Presenting Designing With Empathy at OSFeels

feelsbotI’ve been working on a new talk called “Designing with Empathy” that covers a little more than accessibility, but addresses the needs of those using assistive technology as well as those who have difficulty with technology. We all carry biases with us and when we build new sites, tools, apps, or games those biases leak through no matter how hard we try and prevent it. I hope to introduce some thoughts and ideas on how to reduce the influence of that bias as much as possible in your next project and I’m super excited that the fine folks over at OSFeels have asked me to present this talk to their audience.

OSFeels is a two day conference in Seattle this October (2nd and 3rd) and tickets are only $55.00 per person (This is a steal for a two day conference with this caliber of speakers).

Many of us use open source software every day. I know I do (This site is built on Ruby, Jekyll, HTML, CSS, JavaScript, jQuery, just to name a few).
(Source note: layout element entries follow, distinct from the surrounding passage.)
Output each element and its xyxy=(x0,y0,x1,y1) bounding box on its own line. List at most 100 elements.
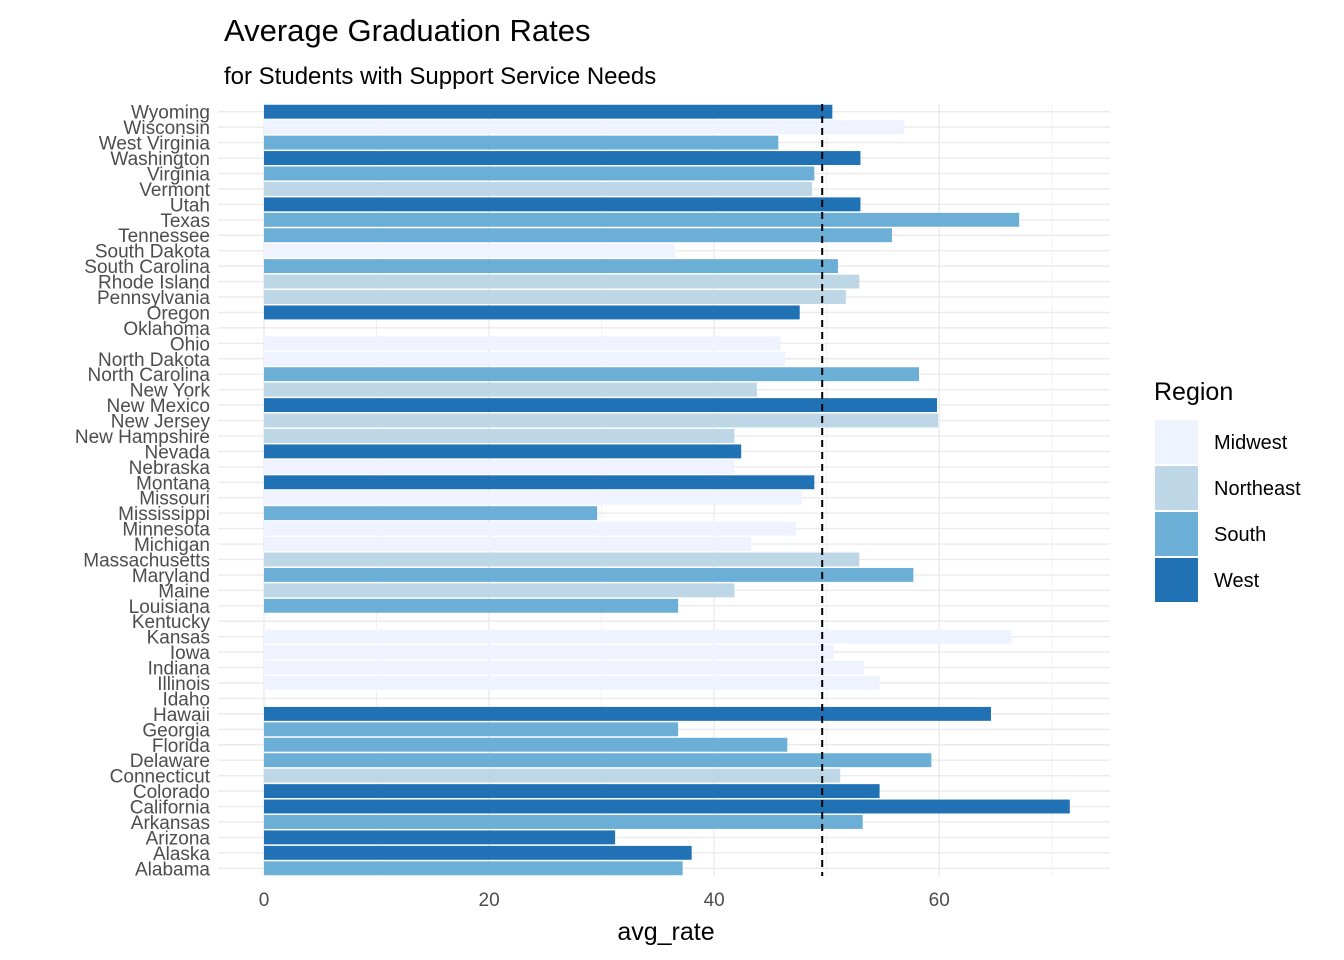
x-tick-label: 20 xyxy=(479,890,500,911)
y-tick-label: Montana xyxy=(136,473,210,494)
y-tick-label: North Carolina xyxy=(88,365,211,386)
bar-arkansas xyxy=(264,815,863,829)
y-tick-label: Delaware xyxy=(130,751,210,772)
chart-subtitle: for Students with Support Service Needs xyxy=(224,63,656,90)
bar-utah xyxy=(264,197,861,212)
bar-hawaii xyxy=(264,706,992,721)
y-tick-label: Ohio xyxy=(170,334,210,355)
bar-vermont xyxy=(264,181,813,196)
bar-colorado xyxy=(264,784,880,799)
bar-nevada xyxy=(264,444,742,459)
y-tick-label: Hawaii xyxy=(153,705,210,726)
y-tick-label: Louisiana xyxy=(129,597,211,618)
bar-south-carolina xyxy=(264,259,838,274)
y-tick-label: Indiana xyxy=(148,659,211,680)
y-tick-label: New Hampshire xyxy=(75,427,210,448)
bar-new-hampshire xyxy=(264,429,735,443)
y-tick-label: Arizona xyxy=(146,828,211,849)
y-tick-label: New Mexico xyxy=(107,396,210,417)
y-tick-label: Massachusetts xyxy=(83,550,210,571)
legend-swatch-midwest xyxy=(1155,420,1198,464)
bar-north-dakota xyxy=(264,351,786,366)
y-tick-label: Mississippi xyxy=(118,504,210,525)
y-tick-label: Oregon xyxy=(147,303,210,324)
y-tick-label: Kentucky xyxy=(132,612,211,633)
y-tick-label: Texas xyxy=(160,211,210,232)
bars xyxy=(264,104,1070,876)
bar-alabama xyxy=(264,861,683,876)
y-tick-label: Maryland xyxy=(132,566,210,587)
y-tick-label: Oklahoma xyxy=(123,319,210,340)
x-axis-labels: 0 20 40 60 xyxy=(259,890,950,911)
y-tick-label: California xyxy=(130,798,211,819)
y-tick-label: Idaho xyxy=(162,689,210,710)
y-tick-label: Georgia xyxy=(142,720,210,741)
bar-pennsylvania xyxy=(264,290,846,304)
legend-label-south: South xyxy=(1214,524,1266,546)
legend-label-northeast: Northeast xyxy=(1214,478,1301,500)
legend: Region Midwest Northeast South West xyxy=(1154,378,1301,602)
bar-north-carolina xyxy=(264,367,919,382)
bar-georgia xyxy=(264,722,679,737)
bar-maryland xyxy=(264,567,914,582)
y-tick-label: Colorado xyxy=(133,782,210,803)
legend-swatch-northeast xyxy=(1155,466,1198,510)
y-tick-label: Iowa xyxy=(170,643,211,664)
bar-missouri xyxy=(264,490,802,505)
bar-wyoming xyxy=(264,104,833,119)
bar-montana xyxy=(264,475,815,490)
y-tick-label: Pennsylvania xyxy=(97,288,210,309)
y-tick-label: Michigan xyxy=(134,535,210,556)
y-tick-label: Arkansas xyxy=(131,813,210,834)
x-tick-label: 0 xyxy=(259,890,270,911)
bar-south-dakota xyxy=(264,243,675,258)
legend-title: Region xyxy=(1154,378,1233,406)
bar-michigan xyxy=(264,537,752,551)
y-tick-label: Connecticut xyxy=(110,767,211,788)
bar-ohio xyxy=(264,336,781,351)
bar-massachusetts xyxy=(264,552,860,567)
bar-minnesota xyxy=(264,521,797,536)
y-tick-label: West Virginia xyxy=(99,134,211,155)
y-tick-label: South Dakota xyxy=(95,242,211,263)
bar-indiana xyxy=(264,660,864,675)
bar-delaware xyxy=(264,753,932,768)
y-tick-label: Illinois xyxy=(157,674,210,695)
bar-tennessee xyxy=(264,228,892,243)
y-tick-label: Wisconsin xyxy=(123,118,210,139)
y-tick-label: North Dakota xyxy=(98,350,210,371)
y-tick-label: Nebraska xyxy=(129,458,211,479)
x-axis-title: avg_rate xyxy=(617,918,714,946)
y-tick-label: Minnesota xyxy=(122,520,210,541)
bar-connecticut xyxy=(264,768,841,783)
bar-wisconsin xyxy=(264,120,905,135)
y-tick-label: Virginia xyxy=(147,164,210,185)
legend-swatch-south xyxy=(1155,512,1198,556)
bar-washington xyxy=(264,151,861,165)
bar-california xyxy=(264,799,1070,814)
y-tick-label: Washington xyxy=(110,149,210,170)
bar-kansas xyxy=(264,629,1012,644)
y-tick-label: Wyoming xyxy=(131,103,210,124)
bar-new-mexico xyxy=(264,398,937,413)
x-tick-label: 40 xyxy=(704,890,725,911)
bar-new-jersey xyxy=(264,413,939,428)
y-tick-label: New Jersey xyxy=(111,412,211,433)
y-tick-label: Alaska xyxy=(153,844,210,865)
y-tick-label: New York xyxy=(130,381,211,402)
bar-arizona xyxy=(264,830,616,845)
bar-maine xyxy=(264,583,735,598)
y-tick-label: Nevada xyxy=(145,442,211,463)
bar-texas xyxy=(264,212,1020,227)
bar-rhode-island xyxy=(264,274,860,289)
bar-illinois xyxy=(264,676,880,690)
x-tick-label: 60 xyxy=(929,890,950,911)
y-tick-label: Maine xyxy=(158,581,210,602)
bar-nebraska xyxy=(264,459,735,474)
bar-west-virginia xyxy=(264,135,779,150)
y-tick-label: Rhode Island xyxy=(98,273,210,294)
legend-label-west: West xyxy=(1214,570,1260,592)
legend-swatch-west xyxy=(1155,558,1198,602)
y-tick-label: Florida xyxy=(152,736,211,757)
Open source software held a promise for the future of beautiful applications maintained by the community that used them. Unfortunately some of those communities have become less than the utopias we though they could be. Working on these projects, and software in general, can be a big toll emotionally. With rampant ablism, sexism, racism, homophobia, and transphobia throughout our industry people can expend their energy just proving they deserve to exist in the industry and our software is affected by this. OSFeels hopes to open eyes and address some of these issues so that we can all be better people building better communities and software for everyone to share.